Juste après l’invasion russe, l’Ukraine a demandé à adhérer à l’Union européenne, en février 2022. Le 23 juin suivant, les 27 Chefs d’État et de gouvernement de l’Union européenne ont unanimement décidé d’accorder à l’Ukraine le statut de pays candidat à l’adhésion. Mais une adhésion à l’Ue prend du temps, car il faut que les pays concernés puissent s’aligner sur des critères politiques et économiques, et sur les principales lois européennes, ce qu’on appelle «l’acquis communautaire». En plus de l’Ukraine, cinq autres États sont également officiellement candidats à l’adhésion : la Turquie, le Monténégro, la Serbie, l’Albanie, la Moldavie et la Macédoine du Nord.

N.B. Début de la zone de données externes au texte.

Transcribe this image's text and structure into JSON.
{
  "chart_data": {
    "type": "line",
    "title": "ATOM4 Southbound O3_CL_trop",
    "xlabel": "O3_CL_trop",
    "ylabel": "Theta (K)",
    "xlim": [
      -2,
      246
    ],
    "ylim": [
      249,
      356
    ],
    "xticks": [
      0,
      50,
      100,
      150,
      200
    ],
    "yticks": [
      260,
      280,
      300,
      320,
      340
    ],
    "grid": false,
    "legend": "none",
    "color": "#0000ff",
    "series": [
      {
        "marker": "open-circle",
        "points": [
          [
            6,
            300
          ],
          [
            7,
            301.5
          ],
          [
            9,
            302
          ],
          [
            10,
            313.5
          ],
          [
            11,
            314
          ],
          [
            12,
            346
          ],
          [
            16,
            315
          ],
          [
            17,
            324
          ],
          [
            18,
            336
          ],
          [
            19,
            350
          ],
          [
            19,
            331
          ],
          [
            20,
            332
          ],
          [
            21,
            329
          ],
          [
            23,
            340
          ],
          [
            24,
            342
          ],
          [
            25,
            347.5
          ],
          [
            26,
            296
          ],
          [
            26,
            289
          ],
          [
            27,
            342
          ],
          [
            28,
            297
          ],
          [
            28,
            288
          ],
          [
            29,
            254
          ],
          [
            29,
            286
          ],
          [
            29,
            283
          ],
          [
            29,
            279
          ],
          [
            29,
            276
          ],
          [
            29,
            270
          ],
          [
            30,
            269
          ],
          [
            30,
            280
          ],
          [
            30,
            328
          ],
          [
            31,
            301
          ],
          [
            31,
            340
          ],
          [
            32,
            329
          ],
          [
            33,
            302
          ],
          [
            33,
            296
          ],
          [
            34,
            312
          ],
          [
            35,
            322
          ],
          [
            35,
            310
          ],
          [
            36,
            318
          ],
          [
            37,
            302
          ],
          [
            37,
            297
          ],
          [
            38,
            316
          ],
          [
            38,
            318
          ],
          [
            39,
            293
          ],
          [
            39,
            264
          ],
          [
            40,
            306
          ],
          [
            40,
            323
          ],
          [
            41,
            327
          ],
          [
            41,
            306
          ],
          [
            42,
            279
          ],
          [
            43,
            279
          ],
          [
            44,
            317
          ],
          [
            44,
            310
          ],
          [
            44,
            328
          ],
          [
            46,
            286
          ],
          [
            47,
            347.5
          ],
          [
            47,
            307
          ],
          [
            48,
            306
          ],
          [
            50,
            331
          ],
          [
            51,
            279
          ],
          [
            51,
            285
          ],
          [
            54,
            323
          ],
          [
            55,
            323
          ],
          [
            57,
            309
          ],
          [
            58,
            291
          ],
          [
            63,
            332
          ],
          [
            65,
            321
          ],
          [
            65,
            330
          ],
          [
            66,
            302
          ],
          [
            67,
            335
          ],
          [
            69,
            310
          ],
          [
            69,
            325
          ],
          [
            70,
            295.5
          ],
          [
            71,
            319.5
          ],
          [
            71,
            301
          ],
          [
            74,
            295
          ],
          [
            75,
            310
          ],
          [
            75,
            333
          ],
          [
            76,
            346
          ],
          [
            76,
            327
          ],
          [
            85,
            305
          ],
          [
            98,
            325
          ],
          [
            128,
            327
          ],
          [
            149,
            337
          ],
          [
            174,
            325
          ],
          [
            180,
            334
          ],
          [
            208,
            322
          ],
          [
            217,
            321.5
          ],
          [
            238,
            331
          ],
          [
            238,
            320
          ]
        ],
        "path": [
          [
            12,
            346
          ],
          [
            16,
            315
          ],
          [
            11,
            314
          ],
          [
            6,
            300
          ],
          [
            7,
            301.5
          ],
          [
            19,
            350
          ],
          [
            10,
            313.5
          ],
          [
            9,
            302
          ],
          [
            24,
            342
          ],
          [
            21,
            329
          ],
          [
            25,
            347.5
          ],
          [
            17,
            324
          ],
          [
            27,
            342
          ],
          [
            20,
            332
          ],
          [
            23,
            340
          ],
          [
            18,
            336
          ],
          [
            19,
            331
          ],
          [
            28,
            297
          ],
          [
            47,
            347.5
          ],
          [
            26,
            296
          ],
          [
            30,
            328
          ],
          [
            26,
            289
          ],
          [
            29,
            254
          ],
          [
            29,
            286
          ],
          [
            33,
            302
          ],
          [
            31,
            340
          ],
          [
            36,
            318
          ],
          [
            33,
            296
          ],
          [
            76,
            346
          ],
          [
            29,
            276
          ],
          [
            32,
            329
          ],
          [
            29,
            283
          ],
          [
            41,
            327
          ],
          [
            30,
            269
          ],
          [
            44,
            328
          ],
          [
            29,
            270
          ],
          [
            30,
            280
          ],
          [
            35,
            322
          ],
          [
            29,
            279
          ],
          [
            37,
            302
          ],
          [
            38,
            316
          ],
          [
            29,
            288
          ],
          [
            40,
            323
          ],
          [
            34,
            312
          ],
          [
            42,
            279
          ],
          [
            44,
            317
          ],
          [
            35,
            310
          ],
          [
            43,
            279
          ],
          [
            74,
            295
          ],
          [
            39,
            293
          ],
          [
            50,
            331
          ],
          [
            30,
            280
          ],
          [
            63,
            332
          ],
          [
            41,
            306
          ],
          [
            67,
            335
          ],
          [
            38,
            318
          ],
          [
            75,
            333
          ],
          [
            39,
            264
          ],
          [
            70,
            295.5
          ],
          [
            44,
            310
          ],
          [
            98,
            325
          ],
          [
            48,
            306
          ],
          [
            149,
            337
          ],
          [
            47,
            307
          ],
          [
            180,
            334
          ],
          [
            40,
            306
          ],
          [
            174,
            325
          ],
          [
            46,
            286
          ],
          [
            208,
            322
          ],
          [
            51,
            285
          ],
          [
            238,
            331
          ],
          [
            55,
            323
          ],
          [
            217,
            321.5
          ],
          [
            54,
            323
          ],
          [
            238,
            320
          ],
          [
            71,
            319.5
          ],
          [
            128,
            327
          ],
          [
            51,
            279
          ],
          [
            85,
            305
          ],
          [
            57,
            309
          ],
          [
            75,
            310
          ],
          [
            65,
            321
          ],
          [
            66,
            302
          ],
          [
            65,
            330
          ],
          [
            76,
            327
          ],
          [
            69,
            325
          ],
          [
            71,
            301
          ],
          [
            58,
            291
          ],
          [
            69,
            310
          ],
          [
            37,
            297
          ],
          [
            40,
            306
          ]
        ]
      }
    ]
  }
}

Tout cela montre l’attractivité de l’Ue sur le plan économique mais aussi parce que notre Union est basée sur l’État de droit et la démocratie. Mais adhérer à l’Union européenne prend du temps.

Le 9 mai de chaque année, c’est la Journée de l’Europe. Sous quel signe placez-vous cette célébration ?

Le 9 mai marque la célébration de la déclaration Schuman, considérée comme l’acte fondateur de la construction européenne. Dans ce discours, il était proposé la création d’une organisation européenne chargée de mettre en commun les productions française et allemande de charbon et d’acier, deux grosses industries de l’époque. Ce qui a débouché en 1951 sur la création de la Communauté européenne du charbon et de l’acier entre six États européens, ancêtre de l’Union européenne. Depuis, il y a eu de multiples étapes qui ont mené à une forte intégration économique et politique, comme la libre circulation des personnes et des biens, la création d’une monnaie unique, l’euro, utilisée dans vingt États membres... Aujourd’hui, après la crise de la Covid et celle de l’Ukraine, tout le monde reconnaît que l’Ue est restée extrêmement forte, extrêmement solide. Nous allons célébrer cette fête autour de ces succès, rester dans une cohésion forte et préserver cet espace où les droits des personnes sont respectés, et où la démocratie est la base de tout.